NOTES TO CONDENSED CONSOLIDATED FINANCIAL STATEMENTS

Note 1    Basis of Presentation and General

Basis of Presentation

The accompanying condensed consolidated financial statements have been prepared in accordance with the instructions to Form 10-Q of the United States Securities and Exchange Commission (“SEC”) and reflect all adjustments and accruals of a normal recurring nature, which management believes are necessary to present fairly the financial position, results of operations, comprehensive income and cash flows of Caleres, Inc. ("the Company"). These statements, however, do not include all information and footnotes necessary for a complete presentation of the Company’s consolidated financial position, results of operations, comprehensive income and cash flows in conformity with generally accepted accounting principles in the United States (“GAAP”). The condensed consolidated financial statements include the accounts of the Company and its wholly-owned and majority-owned subsidiaries, after the elimination of intercompany accounts and transactions.

The Company’s business is seasonal in nature due to consumer spending patterns, with higher back-to-school and holiday season sales.  Although the third fiscal quarter has historically accounted for a substantial portion of the Company’s earnings for the year, the Company has experienced more equal distribution among the quarters in recent years. Interim results may not necessarily be indicative of results which may be expected for any other interim period or for the year as a whole.

The accompanying condensed consolidated financial statements and footnotes should be read in conjunction with the consolidated financial statements and footnotes included in the Company’s Annual Report on Form 10-K for the year ended January 31, 2026.

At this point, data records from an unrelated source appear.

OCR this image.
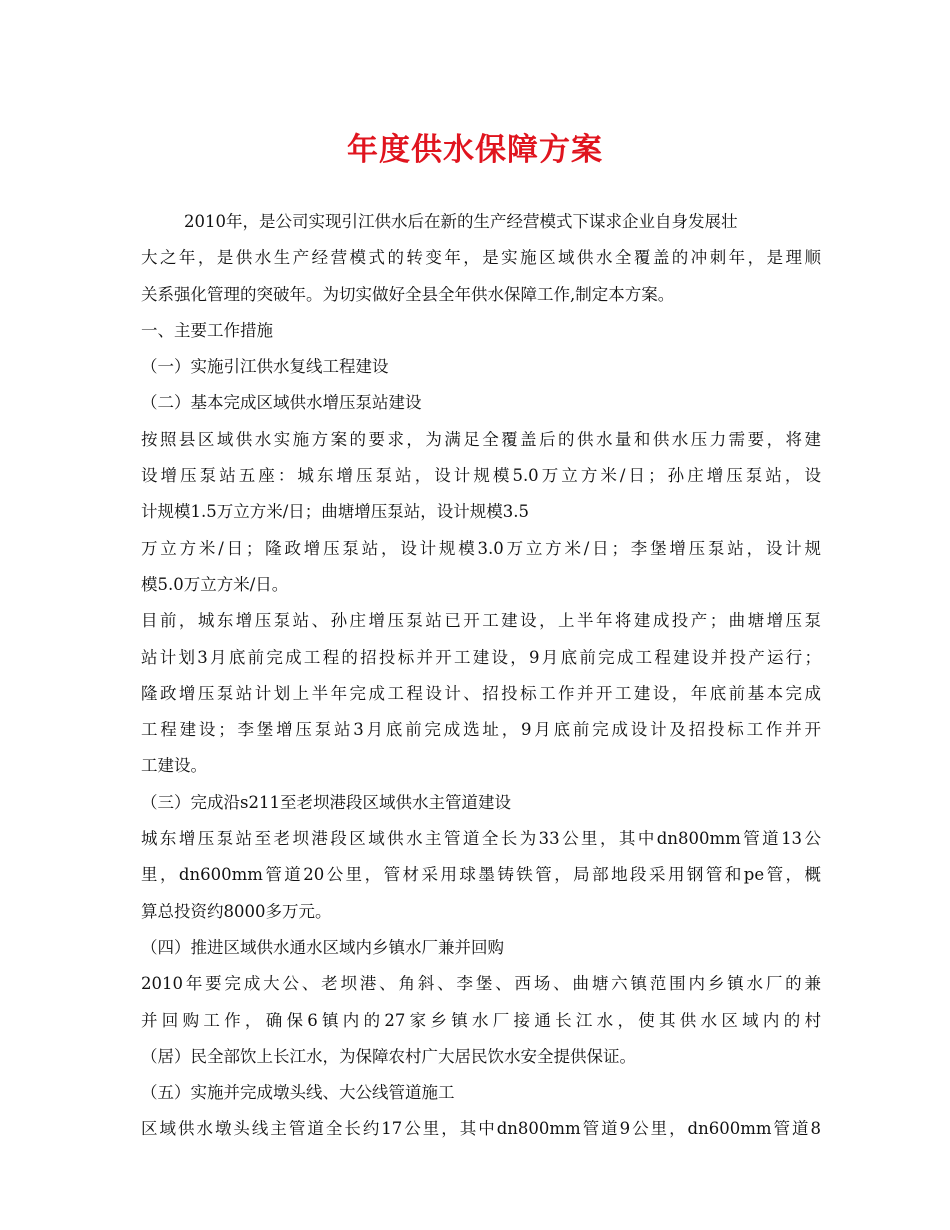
年度供水保障方案

2010年，是公司实现引江供水后在新的生产经营模式下谋求企业自身发展壮

大之年，是供水生产经营模式的转变年，是实施区域供水全覆盖的冲刺年，是理顺

关系强化管理的突破年。为切实做好全县全年供水保障工作,制定本方案。

一、主要工作措施

（一）实施引江供水复线工程建设

（二）基本完成区域供水增压泵站建设

按照县区域供水实施方案的要求，为满足全覆盖后的供水量和供水压力需要，将建

设增压泵站五座：城东增压泵站，设计规模5.0万立方米/日；孙庄增压泵站，设

计规模1.5万立方米/日；曲塘增压泵站，设计规模3.5

万立方米/日；隆政增压泵站，设计规模3.0万立方米/日；李堡增压泵站，设计规

模5.0万立方米/日。

目前，城东增压泵站、孙庄增压泵站已开工建设，上半年将建成投产；曲塘增压泵

站计划3月底前完成工程的招投标并开工建设，9月底前完成工程建设并投产运行；

隆政增压泵站计划上半年完成工程设计、招投标工作并开工建设，年底前基本完成

工程建设；李堡增压泵站3月底前完成选址，9月底前完成设计及招投标工作并开

工建设。

（三）完成沿s211至老坝港段区域供水主管道建设

城东增压泵站至老坝港段区域供水主管道全长为33公里，其中dn800mm管道13公

里，dn600mm管道20公里，管材采用球墨铸铁管，局部地段采用钢管和pe管，概

算总投资约8000多万元。

（四）推进区域供水通水区域内乡镇水厂兼并回购

2010年要完成大公、老坝港、角斜、李堡、西场、曲塘六镇范围内乡镇水厂的兼

并回购工作，确保6镇内的27家乡镇水厂接通长江水，使其供水区域内的村

（居）民全部饮上长江水，为保障农村广大居民饮水安全提供保证。

（五）实施并完成墩头线、大公线管道施工

区域供水墩头线主管道全长约17公里，其中dn800mm管道9公里，dn600mm管道8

Certain prior period amounts in the notes to the consolidated financial statements have been reclassified to the current period presentation. These reclassifications did not affect net earnings attributable to Caleres, Inc.

Use of Estimates

The preparation of financial statements in conformity with GAAP requires management to make estimates and assumptions that affect the amounts reported in the condensed consolidated financial statements and accompanying notes. Actual results could differ from those estimates.

Noncontrolling Interests

Noncontrolling interests in the Company’s condensed consolidated financial statements result from the accounting for noncontrolling interests in partially-owned consolidated subsidiaries or affiliates. The Company has a joint venture with Brand Investment Holding Limited (“Brand Investment Holding”), a member of the Gemkell Group, to sell Sam Edelman, Naturalizer and other branded footwear in China. The Company and Brand Investment Holding are each 50% owners of the joint venture, which is named CLT Brand Solutions (“CLT”). During the thirteen weeks ended May 2, 2026 and May 3, 2025, capital contributions of $1.7 million and $3.5 million were made to CLT, including $0.9 million and $1.8 million received from Brand Investment Holding, respectively.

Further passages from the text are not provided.